In the semi-finals, Marshall would face Emporia (Kansas) State and Arizona State faced Mankato State. The Herd was down as many as ten in the second half, but battled back. The Hornets tried to freeze the ball the last 2:30 of the game with a 55-54 lead. With under 20 seconds left, Emporia missed a close shot. Toothman took the rebound and fired up a 55-foot shot that slipped through the rim without even touching the net. While scoring only eight that night, Toothman's final two put Marshall in the title game, 56-55.

Mankato State, the school known today as Minnesota State (the school in the TV show, "Coach"), didn't stand a chance in the title game as MU won 73-59 to win the National Championship. Over 15,000 Marshall fans waited at the C&O Station on Seventh Avenue in Huntington to celebrate the huge win and national crown of small college basketball.

Toothman graduated from Marshall in 1947. He was named captain of the 1943-44 Herd. Following the national title, Toothman was named as the captain of the second-team NAIB All-American team. Marshall placed all five starters on the All-American team, with three (Andy Tonkavich, Bill Hall and Gene "Goose" James) on the NAIB first team and one other (Marvin Gutshall)an NAIB honorable mention.


Bill Toothman passed away on Friday. He was an All-American at Marshall, and helped the Herd to win the 1946-47 NAIB National Championship.courtesy of Klingel Carpenter Mortuary website

Here is the official obit for Marshall basketball great, Bill Toothman:
William Blake "Bill" Toothman, 83, of Huntington, died Friday, July 11, 2008 in the Woodlands Retirement Community. Funeral services will be held 2 p.m. Monday, July 14, 2008 at Klingel Carpenter Mortuary by the Rev. Gordon T. Humphreys.
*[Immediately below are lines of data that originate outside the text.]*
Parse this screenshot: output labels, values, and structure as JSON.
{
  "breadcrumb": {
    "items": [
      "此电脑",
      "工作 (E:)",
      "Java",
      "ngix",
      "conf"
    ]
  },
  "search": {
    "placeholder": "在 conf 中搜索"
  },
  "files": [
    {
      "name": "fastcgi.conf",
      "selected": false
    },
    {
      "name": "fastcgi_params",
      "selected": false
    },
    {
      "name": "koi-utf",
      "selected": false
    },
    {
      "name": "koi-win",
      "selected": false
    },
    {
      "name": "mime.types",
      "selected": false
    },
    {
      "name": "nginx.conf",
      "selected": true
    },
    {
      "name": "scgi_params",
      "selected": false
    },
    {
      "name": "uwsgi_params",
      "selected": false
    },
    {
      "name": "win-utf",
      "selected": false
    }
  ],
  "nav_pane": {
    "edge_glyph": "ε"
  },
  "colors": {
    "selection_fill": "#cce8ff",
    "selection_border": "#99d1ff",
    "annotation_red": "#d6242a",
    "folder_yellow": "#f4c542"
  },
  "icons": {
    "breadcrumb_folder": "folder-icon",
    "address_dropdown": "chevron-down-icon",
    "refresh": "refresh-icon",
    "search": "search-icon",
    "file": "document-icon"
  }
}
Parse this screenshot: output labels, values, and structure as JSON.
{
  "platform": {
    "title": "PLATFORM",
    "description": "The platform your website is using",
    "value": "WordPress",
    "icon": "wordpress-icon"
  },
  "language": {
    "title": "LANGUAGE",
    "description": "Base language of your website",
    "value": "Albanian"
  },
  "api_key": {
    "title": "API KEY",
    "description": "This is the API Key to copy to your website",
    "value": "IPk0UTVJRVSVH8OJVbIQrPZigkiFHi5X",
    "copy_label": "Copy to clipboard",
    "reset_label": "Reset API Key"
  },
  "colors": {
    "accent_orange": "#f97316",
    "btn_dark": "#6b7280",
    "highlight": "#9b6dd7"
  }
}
Interment will follow in Woodmere Memorial Park.
Bill was born June 14, 1925 in Huntington, son of the late Robert and Elizabeth Blake Toothman . In addition to his parents, he is preceded in death by a sister, Betty Jean Toothman and a daughter, Emma Lou Vineyard. He was a United States Army Veteran of WWII; a member of the Marshall University's 1947 NAIB Championship Team and was inducted into the Marshall University Hall of Fame. He attended the Beverly Hill Methodist Church and was a longtime supporter of the YMCA youth basketball program. Bill is survived by his wife of 62 years, Helen Elizabeth Peters Toothman; a son and daughter-in-law, Jerry and Billie Jo Toothman of Hurricane, W.Va.; two daughters and sons-in-law, Mary Beth and Gary Hesson of Proctorville, Ohio, and Nancy and Jim Lewis of Renton, Washington; a son-in-law, Gary Vineyard of Nashville, Tenn.; as well as eight grandchildren, eight great grandchildren and a host of friends. Visitation will be noon until service time prior to the funeral. Expressions of sympathy can be made to Hospice of Huntington.